September 8 2016, 13:25:28 UTC 10 months ago
RE: The Brown children's heritage
September 8 2016, 21:52:22 UTC 10 months ago
Toby actually meets a pure-blood Roane -- and yes, she is a seer. She is also specifically described as having blue eyes (One Salt City, Kindle Edition, page 249): "...and a golden-haired woman with the uniformly blue eyes characteristic of the Roane."). No other details are provided about the eyes, however -- but we can safely assume that they aren't unusually bright, because /that/ is a characteristic of the Tylwyth Teg (it comes up repeatedly whenever Walter is introduced).

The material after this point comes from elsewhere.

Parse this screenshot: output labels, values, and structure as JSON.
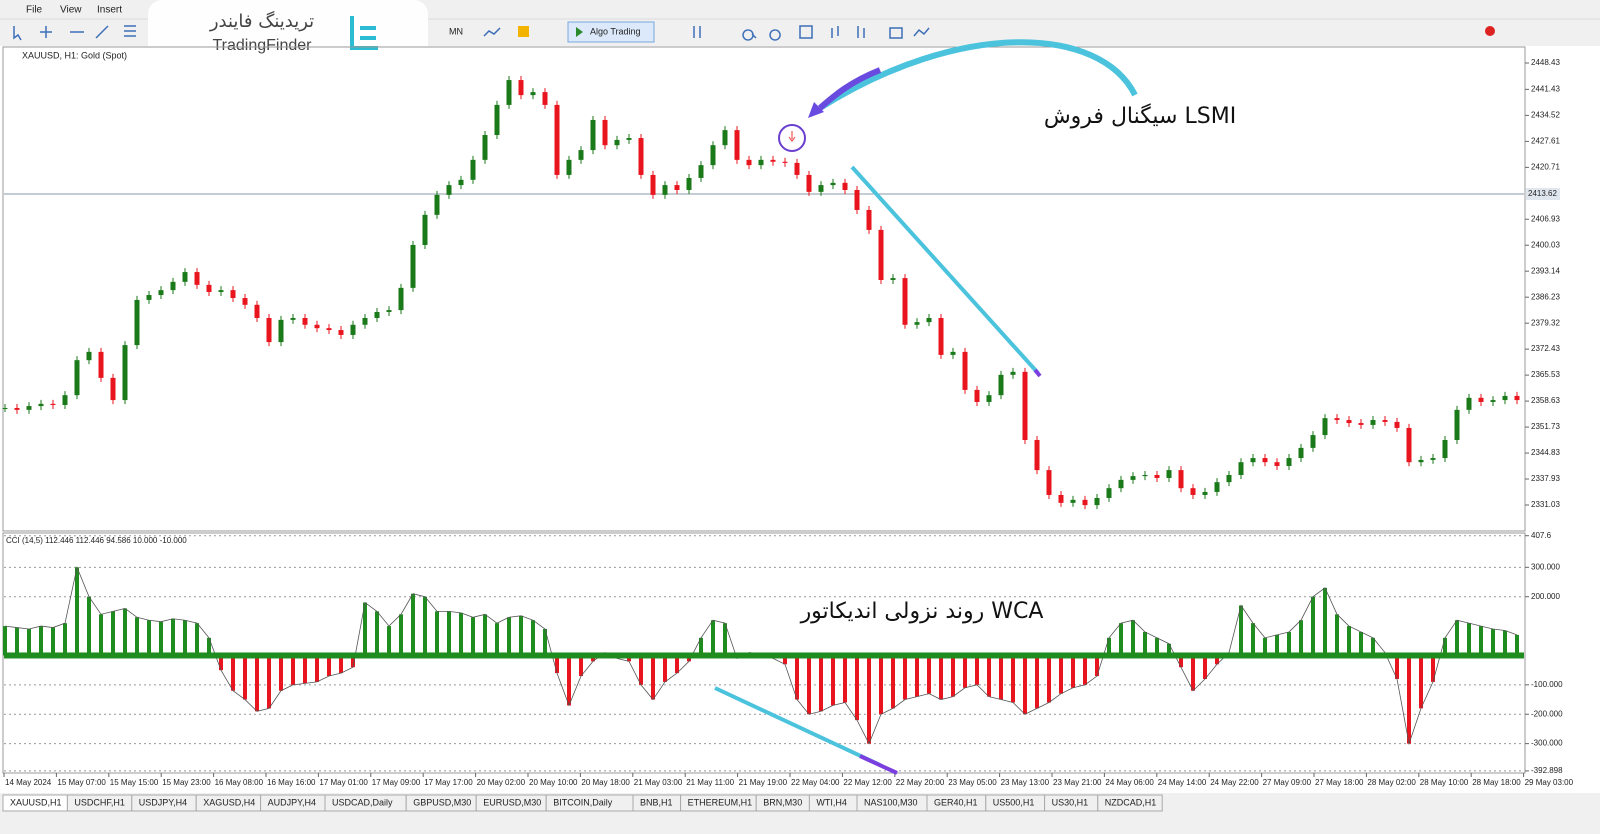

Cassandra's eyes are specifically described as blue in the Drams and Slumbers novella (Once Broken Faith, Kindle Edition, page 377: "...They were an unprepossessing shade of blue, the sort of thing no one would choose for an illusion unless they were natural."). The color of Karen's eyes doesn't seem to be given in Once Broken Faith -- despite several obvious opportunities to do so (her eyes are mentioned in the context of tears in several places), although given that Karen appears many times in this book it is very likely that I missed something.
Oddly, Cassandra's eyes are described as "blue-grey" in A Local Habitation (during the birthday scene near the beginning of the book), but the none of the other Browns eye color is stated (in that scene -- Karen also plays a large role in this book, so short of re-reading the entire book). There are several reasonable explanations for this, though: "Something changed between A Local Habitation and Once Broken Faith, either in that book or in 'One Salt Sea' " or "Just a continuity glitch" or even "Toby was just flat-out wrong in A Local Habitation, as identifying the eye color of those she meets /isn't/ one of her powers :)"
So, yeah, the theory looks to have some legs.